Rev Group’s Motorized Tilt Keeps Manufacturing Flowing

A picture of a Fleetwood RV Bounder Type A motorhome driving down a road.

Rev Group recently released its third-quarter earnings report. In the Rev Group earnings call, President and CEO Rod Rushing said the group has a year backlog in all categories.

Rushing said Rev Group’s motorized focus has kept the manufacturer from experiencing overbuilding concerns affecting industry participants focused on towables. He said 80% of sales and 90% of earnings this year have been in motorized categories. Chip and chassis shortages prevented Rev Group from overbuilding motorhomes.

Midwest Automotive Designs’ Type B business grew at 16% for the 12-month period ending June 30. Renegade’s Type C diesel business gained 1.4 points of market share, outpacing the market by 12 percentage points, Rushing said.

“The combined unit output of these two plants improved 29% versus the third quarter of last year,” Rushing said, “demonstrating Rev Drive’s ability to impact our business and deliver bottom line results.”

Rushing said the manufacturer managed its Type A business the last two years by not adding costs to the operations. The Type B and Type C markets “have held up well” with the company flexing down on inventory to compensate.

The company has seen a slowdown in towables. Also, Rev Group announced a large Type A order cancellation.

“In our Class A business,” Chief Financial Office Mark Skonieczny said, “we had one retailer that actually canceled a significant part of their orders or put those on hold within our order book. But we saw consistent flow within our motorized units.”

Type A shipments slowed, primarily because of supply chain constraints, rework and absenteeism. Covid-related absenteeism and similar supply chain constraints resulted in lower towable and truck camper.
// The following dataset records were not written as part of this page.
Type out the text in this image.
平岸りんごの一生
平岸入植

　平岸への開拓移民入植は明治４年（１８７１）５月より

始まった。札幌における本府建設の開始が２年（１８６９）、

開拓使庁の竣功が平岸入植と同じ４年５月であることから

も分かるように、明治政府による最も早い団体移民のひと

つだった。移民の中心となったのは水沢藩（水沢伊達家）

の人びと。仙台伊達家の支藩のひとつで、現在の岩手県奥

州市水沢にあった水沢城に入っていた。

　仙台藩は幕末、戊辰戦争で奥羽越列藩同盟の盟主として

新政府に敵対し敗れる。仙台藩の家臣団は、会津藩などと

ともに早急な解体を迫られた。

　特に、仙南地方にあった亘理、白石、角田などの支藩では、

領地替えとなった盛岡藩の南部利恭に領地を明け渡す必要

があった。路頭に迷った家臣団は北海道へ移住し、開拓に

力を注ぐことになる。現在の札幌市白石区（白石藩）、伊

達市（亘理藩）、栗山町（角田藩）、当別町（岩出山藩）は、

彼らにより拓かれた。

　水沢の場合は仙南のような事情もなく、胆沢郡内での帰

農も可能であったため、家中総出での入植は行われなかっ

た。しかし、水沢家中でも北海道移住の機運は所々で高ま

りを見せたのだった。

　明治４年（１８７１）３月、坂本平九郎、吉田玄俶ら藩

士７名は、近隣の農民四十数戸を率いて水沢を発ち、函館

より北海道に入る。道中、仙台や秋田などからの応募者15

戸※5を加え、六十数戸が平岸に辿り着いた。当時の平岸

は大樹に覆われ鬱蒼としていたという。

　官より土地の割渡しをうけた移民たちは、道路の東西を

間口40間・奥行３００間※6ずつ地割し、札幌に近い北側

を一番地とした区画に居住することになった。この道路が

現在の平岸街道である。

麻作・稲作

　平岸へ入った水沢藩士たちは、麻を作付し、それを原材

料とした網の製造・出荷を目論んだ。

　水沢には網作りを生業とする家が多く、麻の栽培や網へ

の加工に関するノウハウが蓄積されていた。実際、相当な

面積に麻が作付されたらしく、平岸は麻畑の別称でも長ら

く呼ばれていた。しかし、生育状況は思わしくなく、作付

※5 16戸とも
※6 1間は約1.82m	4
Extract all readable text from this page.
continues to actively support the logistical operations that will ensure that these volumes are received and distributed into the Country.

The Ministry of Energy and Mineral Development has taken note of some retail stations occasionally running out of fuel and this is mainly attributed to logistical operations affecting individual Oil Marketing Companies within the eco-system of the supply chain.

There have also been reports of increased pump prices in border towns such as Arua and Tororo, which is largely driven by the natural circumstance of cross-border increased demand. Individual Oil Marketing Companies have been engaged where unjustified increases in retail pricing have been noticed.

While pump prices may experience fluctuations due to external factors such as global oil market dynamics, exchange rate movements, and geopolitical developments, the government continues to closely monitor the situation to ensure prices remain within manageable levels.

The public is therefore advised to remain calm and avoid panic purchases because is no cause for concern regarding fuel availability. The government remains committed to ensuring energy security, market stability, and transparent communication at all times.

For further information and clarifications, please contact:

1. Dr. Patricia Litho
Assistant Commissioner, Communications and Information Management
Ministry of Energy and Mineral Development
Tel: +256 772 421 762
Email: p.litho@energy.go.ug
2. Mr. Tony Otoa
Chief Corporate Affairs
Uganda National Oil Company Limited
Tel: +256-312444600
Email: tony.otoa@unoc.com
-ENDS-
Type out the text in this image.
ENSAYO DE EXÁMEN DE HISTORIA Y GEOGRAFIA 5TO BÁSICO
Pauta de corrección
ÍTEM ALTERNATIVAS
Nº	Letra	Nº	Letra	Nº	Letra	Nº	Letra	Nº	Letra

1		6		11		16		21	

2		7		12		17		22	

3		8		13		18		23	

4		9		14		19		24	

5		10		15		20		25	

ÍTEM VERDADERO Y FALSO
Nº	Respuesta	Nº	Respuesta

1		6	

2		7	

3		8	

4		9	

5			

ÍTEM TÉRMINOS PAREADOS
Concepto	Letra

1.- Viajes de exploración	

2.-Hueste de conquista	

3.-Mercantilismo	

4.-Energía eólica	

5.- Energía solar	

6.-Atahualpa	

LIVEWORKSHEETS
The company’s recreation segment had $24 million in sales, an increase of 20% over last quarter.

According to Rushing, Rev Group has dealt with an inconsistent and challenged supply chain for the past year. Delivery of OEM chassis improved in recent months, with one OEM delivering 60 more chassis per week than the second quarter of this year.

“While we have seen improvements, these improvements have proven to be temporary and material shortages have subsequently reemerged impacting our flow and throughput,” Rushing said. “Wiring harnesses, HVAC, axles, radiators and electronics have consistently been short and supplied and remain disruptive to both our starts and completions. We continue our efforts to secure volume commitments and are running processes to qualify and dual source apparent suppliers, but a consistent predictable flow of materials has not yet returned.”